Gli Ordini Forensi di Milano, Roma e Napoli denunciano la preoccupante situazione che sta attraversando l’Ufficio del Giudice di Pace, ormai da troppo tempo sofferente a causa della carenza di personale amministrativo e della riduzione dei giudici.
Nonostante le iniziative prese dai Consigli, la situazione non accenna a migliorare: si segnalano, infatti, ritardi nell’accettazione e nell’apertura delle buste telematiche, nella pubblicazione delle sentenze e nel rilascio delle formule esecutive, nell’emissione di decreti ingiuntivi, ecc.

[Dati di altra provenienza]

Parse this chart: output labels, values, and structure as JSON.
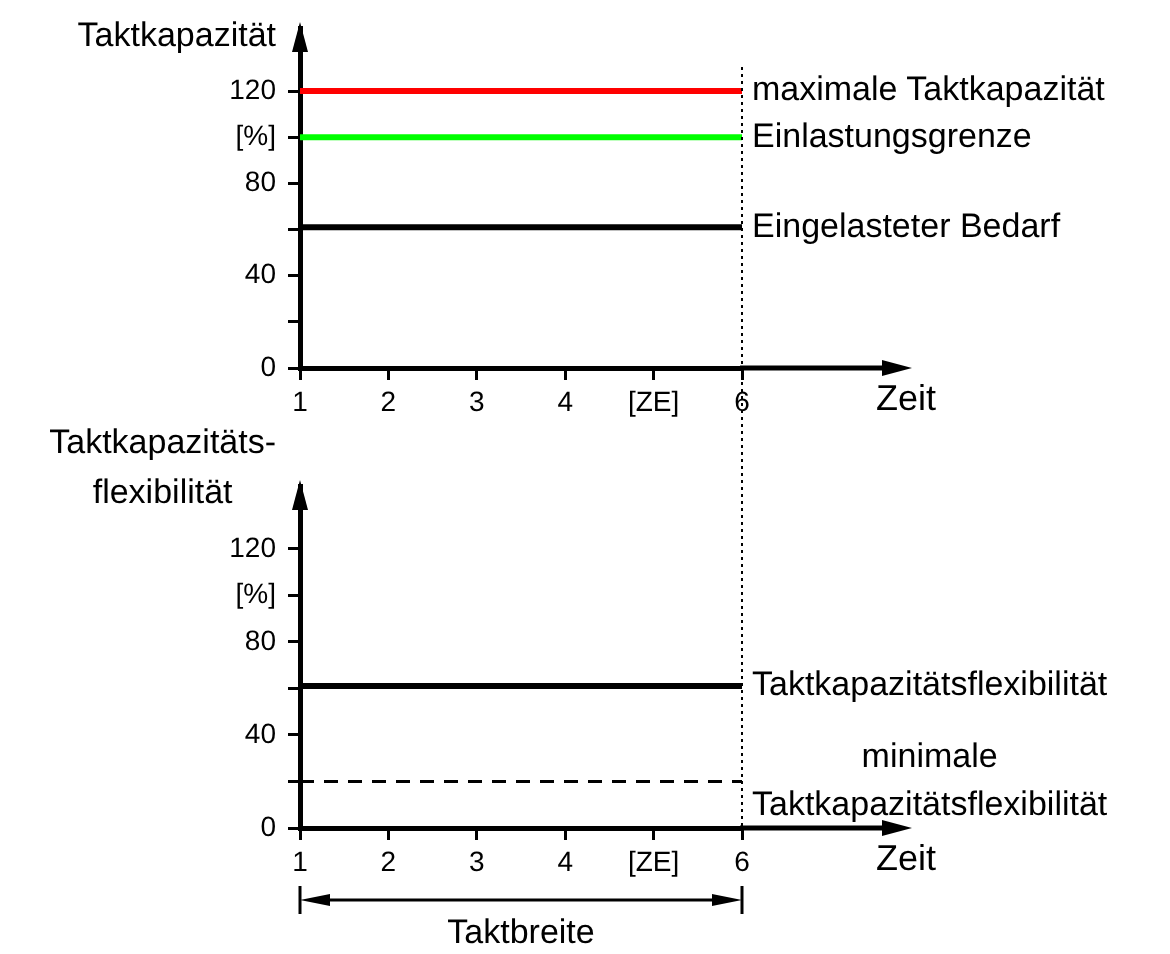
{
  "chart_data": [
    {
      "type": "line",
      "ylabel": "Taktkapazität",
      "xlabel": "Zeit",
      "categories": [
        "1",
        "2",
        "3",
        "4",
        "[ZE]",
        "6"
      ],
      "ylim": [
        0,
        147
      ],
      "yticks": [
        0,
        {
          "value": 20,
          "label": null
        },
        40,
        {
          "value": 60,
          "label": null
        },
        80,
        {
          "value": 100,
          "label": "[%]"
        },
        120
      ],
      "series": [
        {
          "name": "maximale Taktkapazität",
          "color": "#ff0000",
          "values": [
            120,
            120,
            120,
            120,
            120,
            120
          ]
        },
        {
          "name": "Einlastungsgrenze",
          "color": "#00ff00",
          "values": [
            100,
            100,
            100,
            100,
            100,
            100
          ]
        },
        {
          "name": "Eingelasteter Bedarf",
          "color": "#000000",
          "values": [
            61,
            61,
            61,
            61,
            61,
            61
          ]
        }
      ],
      "ref_lines": [
        {
          "axis": "x",
          "value": "6",
          "color": "#000000",
          "line_style": "dotted"
        }
      ]
    },
    {
      "type": "line",
      "ylabel": "Taktkapazitäts-flexibilität",
      "xlabel": "Zeit",
      "categories": [
        "1",
        "2",
        "3",
        "4",
        "[ZE]",
        "6"
      ],
      "ylim": [
        0,
        147
      ],
      "yticks": [
        0,
        {
          "value": 20,
          "label": null
        },
        40,
        {
          "value": 60,
          "label": null
        },
        80,
        {
          "value": 100,
          "label": "[%]"
        },
        120
      ],
      "series": [
        {
          "name": "Taktkapazitätsflexibilität",
          "color": "#000000",
          "values": [
            61,
            61,
            61,
            61,
            61,
            61
          ]
        },
        {
          "name": "minimale Taktkapazitätsflexibilität",
          "color": "#000000",
          "values": [
            20,
            20,
            20,
            20,
            20,
            20
          ],
          "line_style": "dashed"
        }
      ],
      "ref_lines": [
        {
          "axis": "x",
          "value": "6",
          "color": "#000000",
          "line_style": "dotted"
        }
      ],
      "annotations": [
        "Taktbreite"
      ]
    }
  ]
}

Dichiara Carmine Foreste, presidente del Foro di Napoli: «In considerazione della gravità della situazione è opportuno intervenire con provvedimenti che consentano, da un lato, di smaltire l’arretrato e, dall’altro, di gestire in modo graduale ma in tempi ragionevolmente brevi, le sopravvenienze».
Un obiettivo del genere «sarebbe raggiungibile colmando la pianta organica attraverso l’immissione immediata nelle funzioni giudicanti, dei Giudici onorari di Pace, attualmente inseriti nell’Ufficio per il processo. È indispensabile che il personale amministrativo, non soltanto sia adeguatamente formato ma riceva anche indicazioni per meglio organizzare l’attività dell’Ufficio».
La situazione, ormai, riguarda tutto il territorio nazionale.